We spent two days hiking out to see the gorillas. Each morning, groups of trackers leave at sunrise to track the various families of girls in the forest and then a couple hours later we leave in groups to follow their trail and hopefully intercept these gorillas. Many of these trackers were once former poachers, but now tourism dollars flowing in make the gorillas worth more alive than dead, so many poachers have switched to the “good side” helping to protect these giant creatures.
What I loved was learning about these gorillas groups and how they live. They all have names and very human personalities and soap opera-esque drama. They make nests every night on the ground to sleep in and often you will find them hanging out in the trees above you, but when you DO finally find a group of gorillas they seem very non-chalant about you being there. It doesn’t matter how many hours it took hiking through thick jungle to find them, once found the clock starts ticking and you get only an hour to hang out with them before the rules are that you have to leave. You can always spend the next day hiking out to find them again, but you will never know how long it will take to find them again. They are always on the move.
Nothing really can describe sitting next to a gorilla in the wild and staring into their faces. They are gentle, yet powerful creatures and more alike to us than different. Their forests are being protected through tourism dollars, one of the few times I feel like tourism is truly directly helping wildlife, since the locals have a deep respect for these gorilla groups.
After two days of trekking through thick jungles in the cool, misty mountains looking for gorillas, we drove down into the arid savannas of Uganda to visit the Hanging Lions of Queen Elizabeth National Park. This is the only place on Earth where you will find prides of Ishasha lions just hanging out in the high limbs of Sycamore Fig trees. This is a very rare sight, because this unique group of only about 35 lions is endangered due to threats of human-wildlife conflict and retaliatory snaring and poisoning. We drove around in a safari vehicles and witnessed gorgeous wildlife and herds of elephants and hippos and of course very full, very happy lions in the trees.
Our final stop was to visit the adorable children at the Ruhija Little Angels Orphanage on the outskirts of the gorilla forest in Uganda. Many of these children have families too poor to look after them and most of them have never owned a pair of shoes in their life and have one outfit to wear. Everyone in my group was prepared to spend the day and donate clothes and money to this amazing organization that provides school, safety, housing, and food to hundreds of young Ugandans.
It was here that I met a Pygmy woman wandering around the little town where this orphanage is. I noticed she, too, was barefoot and I asked our driver if I could give her a pair of my running shoes. I always save shoes and bring them when I am traveling in rural Africa to give away. Her reaction when she put on a pair of shoes for the first time to this day brings me to tears.

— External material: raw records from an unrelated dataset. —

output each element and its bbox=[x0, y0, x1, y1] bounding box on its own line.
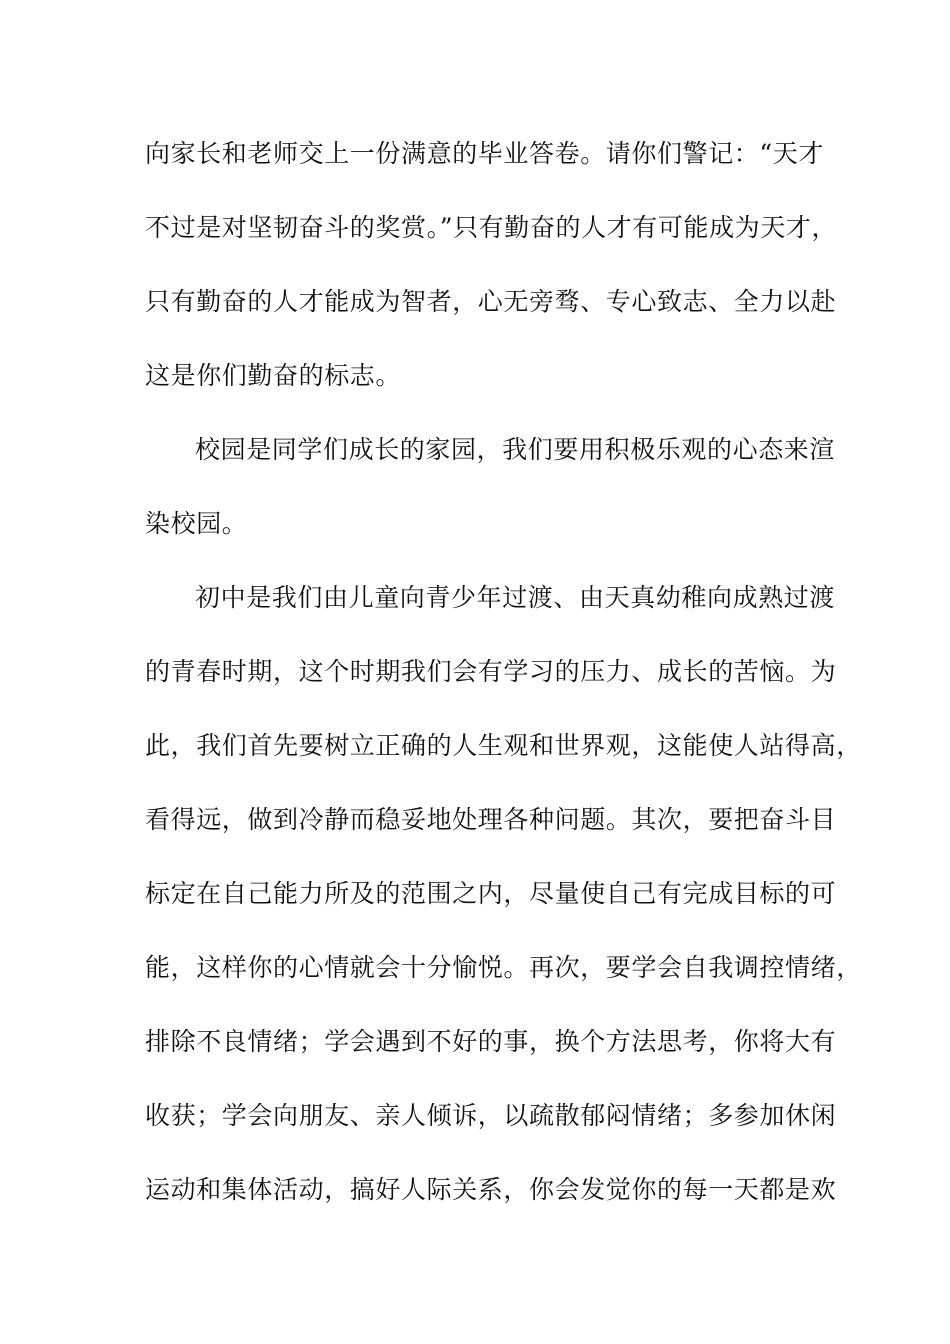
text-line-3: 只有勤奋的人才能成为智者，心无旁骛、专心致志、全力以赴 bbox=[145, 287, 837, 316]
text-line-15: 运动和集体活动，搞好人际关系，你会发觉你的每一天都是欢 bbox=[145, 1175, 837, 1204]
text-line-7: 初中是我们由儿童向青少年过渡、由天真幼稚向成熟过渡 bbox=[195, 583, 836, 612]
text-line-5: 校园是同学们成长的家园，我们要用积极乐观的心态来渲 bbox=[195, 435, 836, 464]
text-line-1: 向家长和老师交上一份满意的毕业答卷。请你们警记：“天才 bbox=[145, 139, 824, 168]
text-line-2: 不过是对坚韧奋斗的奖赏。”只有勤奋的人才有可能成为天才， bbox=[145, 213, 838, 242]
text-line-8: 的青春时期，这个时期我们会有学习的压力、成长的苦恼。为 bbox=[145, 657, 837, 686]
text-line-4: 这是你们勤奋的标志。 bbox=[145, 361, 402, 390]
text-line-13: 排除不良情绪；学会遇到不好的事，换个方法思考，你将大有 bbox=[145, 1027, 837, 1056]
text-line-6: 染校园。 bbox=[145, 509, 248, 538]
text-line-11: 标定在自己能力所及的范围之内，尽量使自己有完成目标的可 bbox=[145, 879, 837, 908]
text-line-14: 收获；学会向朋友、亲人倾诉，以疏散郁闷情绪；多参加休闲 bbox=[145, 1101, 837, 1130]
text-line-10: 看得远，做到冷静而稳妥地处理各种问题。其次，要把奋斗目 bbox=[145, 805, 837, 834]
text-line-9: 此，我们首先要树立正确的人生观和世界观，这能使人站得高， bbox=[145, 731, 862, 760]
text-line-12: 能，这样你的心情就会十分愉悦。再次，要学会自我调控情绪， bbox=[145, 953, 862, 982]
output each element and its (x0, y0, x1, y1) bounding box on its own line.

She started dancing in the streets with joy and those same shoes that carried me around the world, ran the LA marathon, and hiked Machu Picchu, would now bring this woman on the other side of the planet so much joy and help carry her on her own journey.
It was a lesson in gratitude that I think we all need to remind ourselves of constantly. There is always joy and something to be grateful for no matter what your circumstances are. It was the final lesson I wanted to impart on this trip to everyone who came; that you can have fun, travel the world, and find ways to do good while doing it. We all can do our part however small.